100 days without Covid-19: how New Zealand got rid of a virus
theconversation.comGood to see someone acknowledge the Australian states individually for their efforts.
Queensland (where I am) by the numbers is roughly the same population as NZ and has managed to keep cases and fatalities to a fraction. With the border closing again this weekend the state government is again not bowing to pressure from the other states or the Australian government to keep the border open so we can stay open locally.
With the decent levels of tracing and reporting, absence of misaligned incentives and lack of politicising, I think there's probably some good data in the NZ experience, in terms of actual mortality rate, cohort risk and level of complications.
We seem to have people travelling overseas and testing positive at their destination. I'm not convinced we have gotten rid of it just yet.
There's non-trivial community testing that hasn't found people with Covid-19 in NZ. So either (a) every case in NZ is asymptomatic, (b) there are only a few cases that somehow defy the exponential growth we saw at the start of lockdown, or (c) there are no cases in NZ. I find the lowest probability explanation to be that there are no cases in NZ.

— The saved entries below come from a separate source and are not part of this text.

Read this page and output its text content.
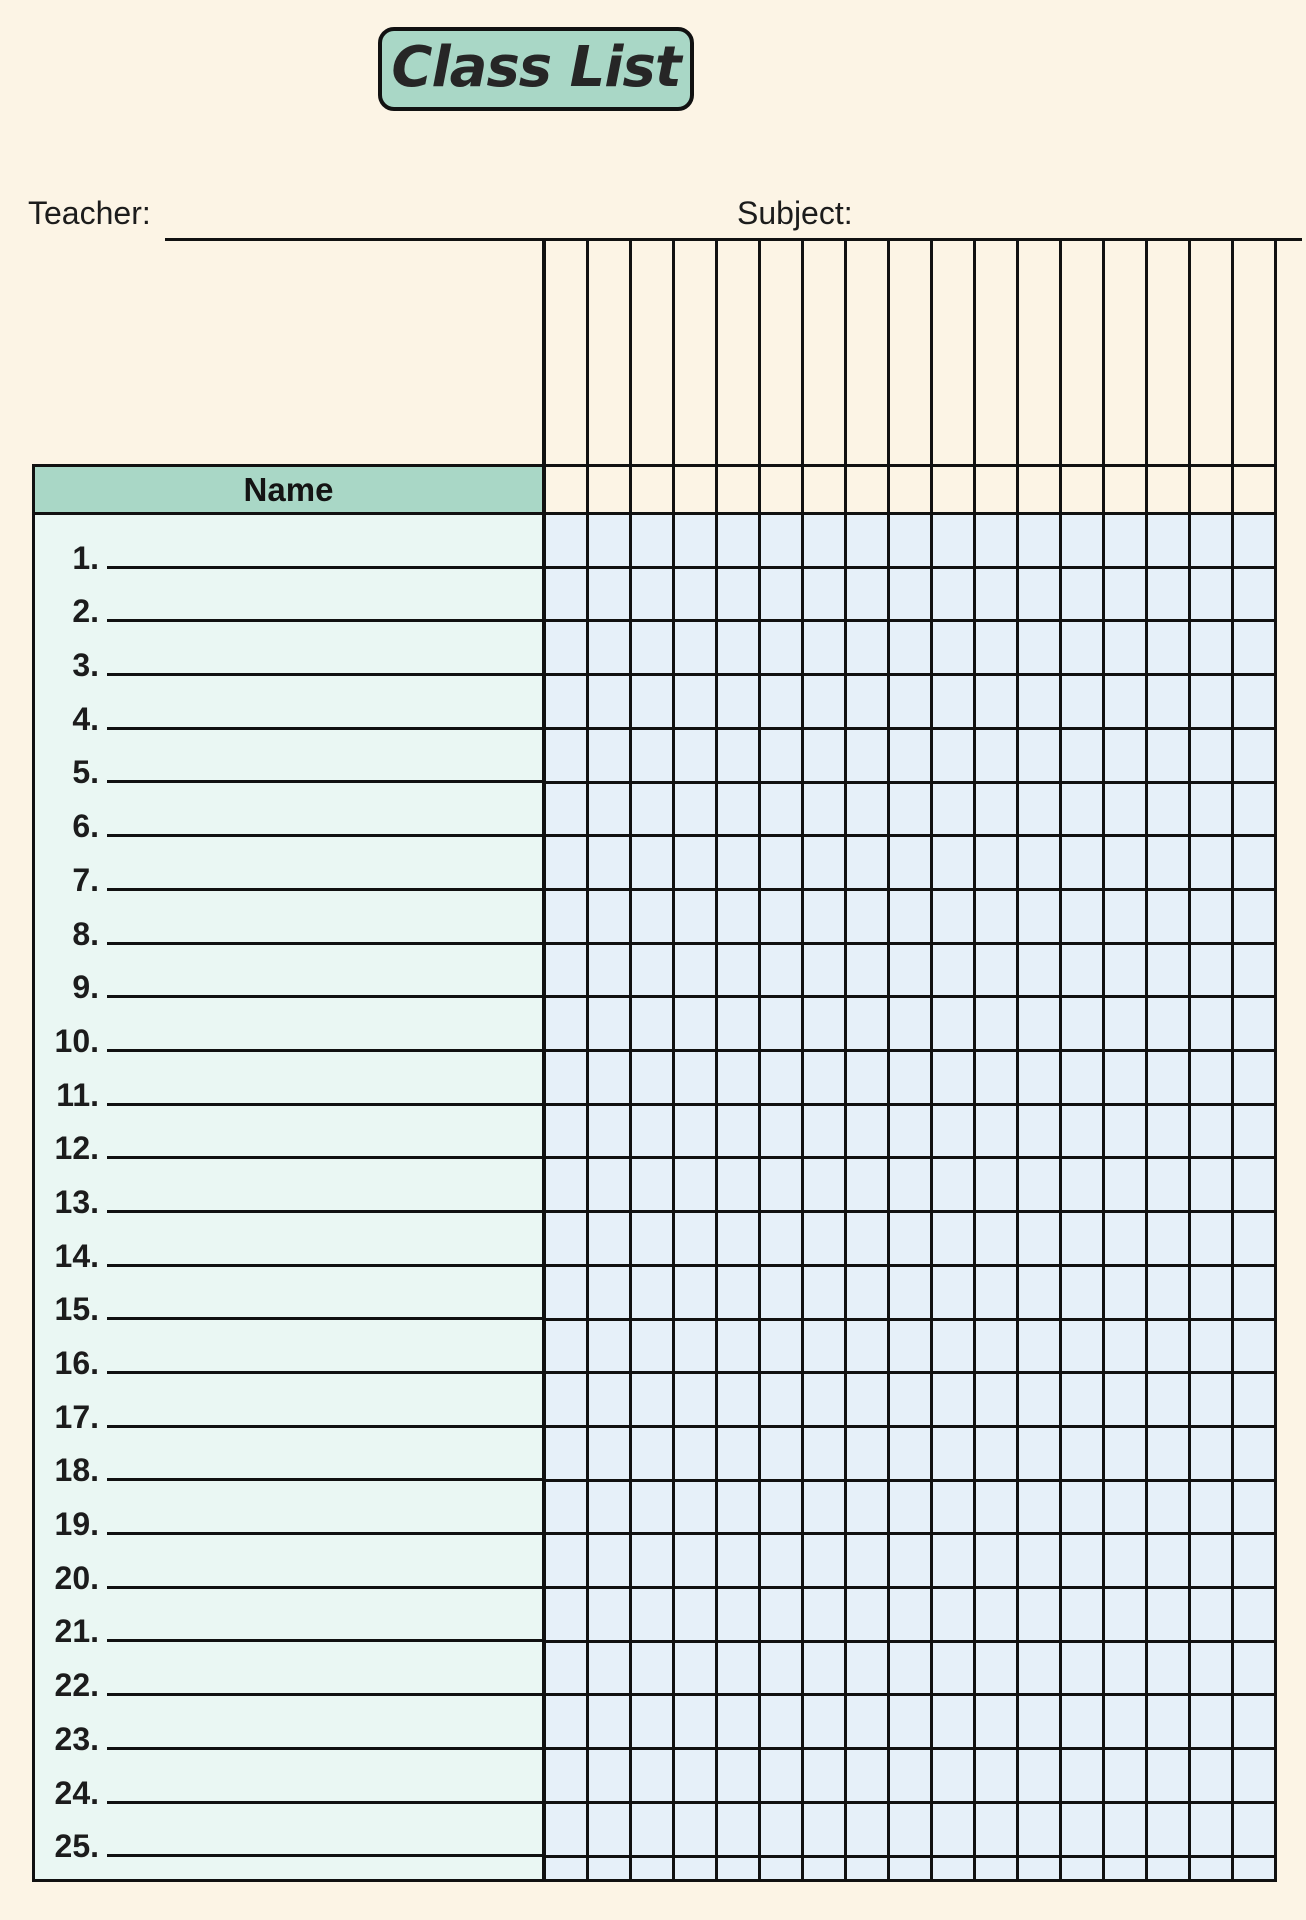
Class List
Teacher:	Subject:
Name
1.
2.
3.
4.
5.
6.
7.
8.
9.
10.
11.
12.
13.
14.
15.
16.
17.
18.
19.
20.
21.
22.
23.
24.
25.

So what about the three cases of travellers testing positive overseas? The one in South Korea went via Singapore and it's hypothesized that the traveller caught Covid-19 there. There has been testing of the places in NZ where the traveller went before they left (e.g., Queenstown and Milford), so far with no positives found. One tested positive in Australia but was never "in" New Zealand -- her flight was LA-Auckland-Sydney. And in the final case, the woman had been ill in March after returning from overseas and it's thought she hasn't been infectious. They've all been contact-traced and testing came back negative.